Inside of the nucleus are three structures:
The chromatin is the actual strands of DNA, spread out into what looks like a giant mesh
The nucleolus is a structure that builds ribosomes.
The nuclear envelope is a small phospholipid bilayer membrane that protects the DNA from the rest of the cell
Nucleus: manages cell functions and contains the DNA blueprint of the cell.
Organelle #2: Ribosomes
Ribosomes are the sites where cells make proteins.
Ribosomes are built inside the nucleolus (which is inside the nucleus).
They then pick up a copy of RNA and leave the nucleus.
Once outside of the nucleus, they can read the RNA sequence and make a protein.
Organelle #3: Cytoplasm
It’s hard to see the cytoplasm. Under a microscope, it looks like the gaps between the other organelles.
Actually, the cytoplasm is a clear, gelatinous fluid.
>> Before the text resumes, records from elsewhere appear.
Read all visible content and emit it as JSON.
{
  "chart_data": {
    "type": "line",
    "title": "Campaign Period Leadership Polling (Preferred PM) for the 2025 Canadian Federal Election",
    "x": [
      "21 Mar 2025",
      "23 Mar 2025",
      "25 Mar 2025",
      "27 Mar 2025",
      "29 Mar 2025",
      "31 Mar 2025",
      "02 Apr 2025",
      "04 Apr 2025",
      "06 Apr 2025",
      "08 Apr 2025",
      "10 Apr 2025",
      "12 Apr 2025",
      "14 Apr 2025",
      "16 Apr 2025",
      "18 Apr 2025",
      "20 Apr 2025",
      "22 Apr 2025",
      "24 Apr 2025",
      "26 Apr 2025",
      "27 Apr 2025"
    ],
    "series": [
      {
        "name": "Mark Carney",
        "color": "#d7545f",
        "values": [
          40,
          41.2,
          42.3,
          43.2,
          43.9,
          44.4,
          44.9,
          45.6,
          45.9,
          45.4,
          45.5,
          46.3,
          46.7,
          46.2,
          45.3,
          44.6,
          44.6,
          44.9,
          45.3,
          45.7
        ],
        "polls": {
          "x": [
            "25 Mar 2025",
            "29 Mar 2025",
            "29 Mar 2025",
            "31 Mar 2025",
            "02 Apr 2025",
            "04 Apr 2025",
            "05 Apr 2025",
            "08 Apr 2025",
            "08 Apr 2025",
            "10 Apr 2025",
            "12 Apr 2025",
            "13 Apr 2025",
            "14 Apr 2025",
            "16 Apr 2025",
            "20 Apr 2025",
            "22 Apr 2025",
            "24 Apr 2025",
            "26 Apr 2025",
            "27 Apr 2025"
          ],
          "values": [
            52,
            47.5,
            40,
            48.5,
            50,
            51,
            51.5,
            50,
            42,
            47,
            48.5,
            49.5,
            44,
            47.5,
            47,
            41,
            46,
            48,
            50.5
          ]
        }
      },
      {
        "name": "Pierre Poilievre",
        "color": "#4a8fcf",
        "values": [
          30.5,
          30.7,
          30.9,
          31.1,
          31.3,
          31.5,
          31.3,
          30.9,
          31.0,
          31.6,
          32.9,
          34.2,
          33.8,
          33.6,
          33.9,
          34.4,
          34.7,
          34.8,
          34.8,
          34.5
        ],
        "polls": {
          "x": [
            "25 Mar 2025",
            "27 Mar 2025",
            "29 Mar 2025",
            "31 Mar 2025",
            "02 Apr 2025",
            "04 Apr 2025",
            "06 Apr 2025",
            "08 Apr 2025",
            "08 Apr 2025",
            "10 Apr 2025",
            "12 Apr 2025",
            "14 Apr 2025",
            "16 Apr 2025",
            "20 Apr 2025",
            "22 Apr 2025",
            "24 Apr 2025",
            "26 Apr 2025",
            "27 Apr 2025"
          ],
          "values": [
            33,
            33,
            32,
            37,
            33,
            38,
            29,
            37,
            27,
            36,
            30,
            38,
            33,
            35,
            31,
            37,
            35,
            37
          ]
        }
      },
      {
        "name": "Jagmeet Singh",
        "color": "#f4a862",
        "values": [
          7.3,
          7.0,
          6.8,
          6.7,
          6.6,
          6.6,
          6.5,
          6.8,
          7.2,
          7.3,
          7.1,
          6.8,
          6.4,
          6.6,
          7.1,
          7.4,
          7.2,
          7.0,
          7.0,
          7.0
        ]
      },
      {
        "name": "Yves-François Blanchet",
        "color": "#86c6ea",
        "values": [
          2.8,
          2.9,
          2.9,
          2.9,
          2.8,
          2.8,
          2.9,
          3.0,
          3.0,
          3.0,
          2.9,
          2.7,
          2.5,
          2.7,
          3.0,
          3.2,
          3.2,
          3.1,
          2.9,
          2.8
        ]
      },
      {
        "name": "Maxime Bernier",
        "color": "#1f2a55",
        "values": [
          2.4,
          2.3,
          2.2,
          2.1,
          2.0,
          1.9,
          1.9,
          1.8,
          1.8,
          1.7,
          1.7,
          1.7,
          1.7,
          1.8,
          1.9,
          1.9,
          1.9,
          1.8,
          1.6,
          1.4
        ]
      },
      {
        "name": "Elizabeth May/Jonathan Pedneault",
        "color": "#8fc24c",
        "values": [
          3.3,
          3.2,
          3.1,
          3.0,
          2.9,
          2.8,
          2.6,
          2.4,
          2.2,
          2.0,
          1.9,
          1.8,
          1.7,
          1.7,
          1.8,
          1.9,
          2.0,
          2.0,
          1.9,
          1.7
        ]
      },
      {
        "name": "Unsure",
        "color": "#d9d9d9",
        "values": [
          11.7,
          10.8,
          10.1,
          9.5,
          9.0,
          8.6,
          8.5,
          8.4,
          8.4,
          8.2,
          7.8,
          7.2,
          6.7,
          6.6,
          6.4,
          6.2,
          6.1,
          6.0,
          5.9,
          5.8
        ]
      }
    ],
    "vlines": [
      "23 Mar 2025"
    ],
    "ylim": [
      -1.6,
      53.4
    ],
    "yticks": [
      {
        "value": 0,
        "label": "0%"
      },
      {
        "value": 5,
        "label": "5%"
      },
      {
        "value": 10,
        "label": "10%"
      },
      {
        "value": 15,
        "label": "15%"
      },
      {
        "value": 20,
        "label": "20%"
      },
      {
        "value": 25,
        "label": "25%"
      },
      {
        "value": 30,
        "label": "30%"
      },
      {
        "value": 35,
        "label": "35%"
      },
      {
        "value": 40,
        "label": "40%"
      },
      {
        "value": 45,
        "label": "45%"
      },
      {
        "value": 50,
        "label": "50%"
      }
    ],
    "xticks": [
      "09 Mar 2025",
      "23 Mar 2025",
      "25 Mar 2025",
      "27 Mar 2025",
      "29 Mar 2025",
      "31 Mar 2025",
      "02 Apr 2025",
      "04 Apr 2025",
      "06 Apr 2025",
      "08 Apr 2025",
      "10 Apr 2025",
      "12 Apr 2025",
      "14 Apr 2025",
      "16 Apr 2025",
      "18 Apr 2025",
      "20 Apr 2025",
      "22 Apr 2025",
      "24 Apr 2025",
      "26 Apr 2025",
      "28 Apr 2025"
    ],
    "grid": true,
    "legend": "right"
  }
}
The cytoplasm (or cytosol) braces every organelle in place
The cytoplasm also allows for movement within the cell
Organelle #4: The Endoplasmic Reticulum
There are two endoplasmic reticulum: The smooth ER and the rough ER
The rough ER is the site where the ribosomes get the supplies for the proteins and modify them
The smooth ER is the site where lipids are made and where they are sent in the cell
Organelle #5: The Golgi Apparatus
The golgi (gole-jee) apparatus is a small bundle of flattened, curved tubes.
The golgi puts proteins into tiny cellular packages and sends them to their destination
Organelle #6: Vacuole
Vacuoles are bubble-like structures located all around the cytoplasm
Vacuoles are used for storing water until needed by the cell.
Animal cells have thousands of small vacuoles. Plant cells typically have one enormous vacuole.
Organelle #7: Lysosome
Lysosomes break apart damaged or old cell parts in a process called “hydrolyzing.”
Lysosomes then carry these to the golgi apparatus, where they will either:
Be carried to the plasma membrane and discharged them from the cell, or
Be recycled to the endoplasmic reticulum
Organelle #8: Chloroplast
Chloroplasts are bright green structures found in plant cells
The green color of plants comes from the millions of chloroplasts in their leaves, stems, etc.
Chloroplasts capture sunlight for photosynthesis to provide the plants with energy
Energy + 6 CO2 + 6 H20 C6H12O6 + 6 O2
Organelle #9: Mitochondria
Mitochondria are found in both plant and animal cells.
Mitochondria are very easy to spot in a cell. They look like kidney or lima beans.
Mitochondria break down carbohydrates and produce energy for the cell.
► 6 O2 + C6H12O6 6 CO2 + 6 H2O + energy
Organelle #10: The Cytoskeleton
We used to think that ribosomes, vacuoles, and all the other organelles in the cell just floated around on their own.
Then we discovered a system of tubes and filaments that the cell uses called the cytoskeleton
The cytoskeleton does two things:
Attaches organelles to the cytoplasm to keep them from moving
Provides a “highway” for transporting organelles throughout the cell
Organelle #11: Cilia
The final two organelles are used to help the cell move in its environment.
Cilia are tiny, numerous extensions that look like hair on the plasma membrane.
The cilia all move together in one swift motion, like a rowboat
Organelle #12: Flagella
Flagella are long extensions of proteins sticking out of the plasma membrane
Flagella help the cell move by whipping back and forth in a fast motion, like a propeller.